A Universal Truth About Content (And The Graphs That Might Save It)
A summary of Michael Iantosca’s vision for a graph-based universal Component Content Management System
If you've ever worked in a content management system and thought, "Surely, there must be a better way," you're not alone. Michael Iantosca—technical documentation's equivalent of a weathered lighthouse keeper yelling at ships to avoid the rocks—thinks so, too.
In his blog post, "A Graph-Based Universal Component Content Management System," Iantosca proposes a better way to manage content: combine the strengths of component content systems with the intelligence of knowledge graphs.
It’s a practical fix for a very real problem. Here's the gist, minus the jargon and caffeine-fueled despair.
Related webinar: Graph-Driven RAG AI Powered by DITA
Old Software Systems, New Headaches
Most content management systems are fine if you treat content like Lego blocks—snap one to another and pretend that context doesn’t matter. Software developers built these systems to manage chunks of content (called components) but didn't design them to understand how those chunks relate to each other. They store content well—but they fail to understand how those chunks relate to each other.
Think of them like a warehouse that stores all your boxes but forgets where each one came from or how they fit together.
Worse still, the content gets flattened—like a soufflé in a marching band—losing the nuance, context, and relationships that make it useful. That lack of context and connection becomes problematic if you care about accuracy, personalization, and keeping your job.
That lack of context and connection becomes a problem if you care about accuracy, personalization, or delivering the right information to the right audience. These systems can store your content just fine.
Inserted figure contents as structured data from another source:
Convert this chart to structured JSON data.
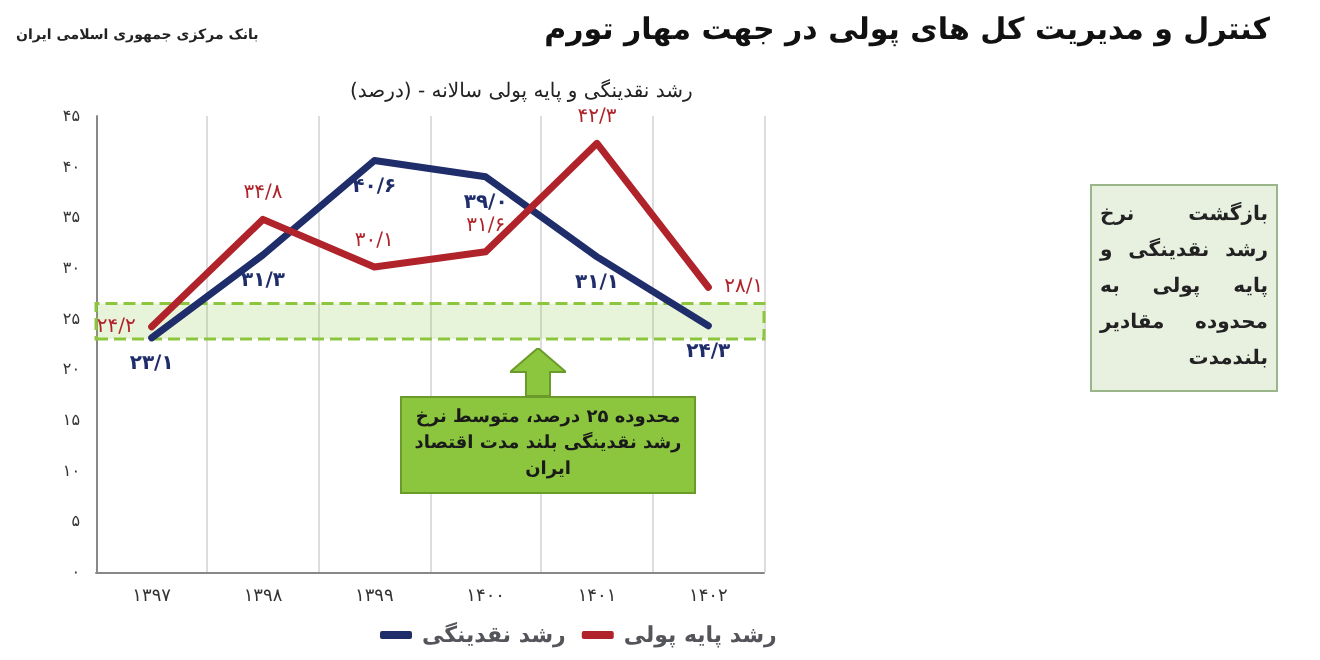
{
  "chart_data": {
    "type": "line",
    "title": "کنترل و مدیریت کل های پولی در جهت مهار تورم",
    "subtitle": "رشد نقدینگی و پایه پولی سالانه - (درصد)",
    "categories": [
      "۱۳۹۷",
      "۱۳۹۸",
      "۱۳۹۹",
      "۱۴۰۰",
      "۱۴۰۱",
      "۱۴۰۲"
    ],
    "series": [
      {
        "name": "رشد نقدینگی",
        "color": "#1f2d6b",
        "values": [
          23.1,
          31.3,
          40.6,
          39.0,
          31.1,
          24.3
        ],
        "value_labels": [
          "۲۳/۱",
          "۳۱/۳",
          "۴۰/۶",
          "۳۹/۰",
          "۳۱/۱",
          "۲۴/۳"
        ]
      },
      {
        "name": "رشد پایه پولی",
        "color": "#b0232a",
        "values": [
          24.2,
          34.8,
          30.1,
          31.6,
          42.3,
          28.1
        ],
        "value_labels": [
          "۲۴/۲",
          "۳۴/۸",
          "۳۰/۱",
          "۳۱/۶",
          "۴۲/۳",
          "۲۸/۱"
        ]
      }
    ],
    "ylim": [
      0,
      45
    ],
    "yticks": [
      {
        "value": 0,
        "label": "۰"
      },
      {
        "value": 5,
        "label": "۵"
      },
      {
        "value": 10,
        "label": "۱۰"
      },
      {
        "value": 15,
        "label": "۱۵"
      },
      {
        "value": 20,
        "label": "۲۰"
      },
      {
        "value": 25,
        "label": "۲۵"
      },
      {
        "value": 30,
        "label": "۳۰"
      },
      {
        "value": 35,
        "label": "۳۵"
      },
      {
        "value": 40,
        "label": "۴۰"
      },
      {
        "value": 45,
        "label": "۴۵"
      }
    ],
    "bands": [
      {
        "axis": "y",
        "from": 23,
        "to": 26.5,
        "color": "#8cc63f"
      }
    ],
    "annotations": [
      "محدوده ۲۵ درصد، متوسط نرخ رشد نقدینگی بلند مدت اقتصاد ایران",
      "بازگشت نرخ رشد نقدینگی و پایه پولی به محدوده مقادیر بلندمدت",
      "بانک مرکزی جمهوری اسلامی ایران"
    ],
    "grid": "x",
    "legend": "bottom",
    "marker": "none",
    "line_style": "solid"
  }
}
But they can’t reason with it, and they certainly can’t help AI do that either.
Knowledge Graphs (And Why You Should Care)
Iantosca introduces the idea of using knowledge graphs—a structure that captures not just content, but the rich web of relationships between content, metadata, audience needs, product versions, and more.
A knowledge graph doesn’t just store data. It understands the data. It maps relationships. It provides context. And that context makes it possible to deliver more accurate, personalized, and AI-ready content experiences.
Instead of asking writers to manually stitch together relevance, a graph-based system knows that if a topic is part of a larger process, and that process only applies to users in Canada on version 3.2, the system should deliver only that. No hacks. No guesswork.
What A “Universal” System Might Look Like
Iantosca’s ideal system treats your content the same whether you write it in DITA, HTML, Markdown, or scrawl it on a bar napkin (okay, maybe not the napkin 😆).
It doesn’t care about format—it cares about meaning. It uses ontologies (semantic rules and structures) to help define relationships and guide how the content connects across your entire ecosystem.
It enables:
Format-agnostic content management
Semantic search and smart reuse
Personalized delivery at scale
AI integration without hallucination
Instead of flattening content into disconnected blobs, this system turns your content into a dynamic, living network. It understands the why behind the what.
From Vision To Reality
This vision of a graph-based, format-agnostic content system isn’t just pie in the sky. At Avalara, Iantosca's team is already putting it into practice. They’re using DITA to structure content, an enterprise CCMS to manage it, and a knowledge graph to map relationships across it all.
The result? Content that’s easier to find, tailor, maintain, and serve—whether it’s for human readers or AI systems trying to answer customer questions without guessing.
Why It Matters —> Now
Technical content is no longer just documentation—it’s infrastructure. And if we expect that infrastructure to support everything from customer self-service to intelligent chatbots, we can’t afford systems that treat content like static blobs.
Iantosca’s argument is clear: we need a new foundation. One that understands how content works, how it connects, and how it serves real users in real contexts.
And we need to build it now—before the old systems start causing new problems we can’t patch with duct tape.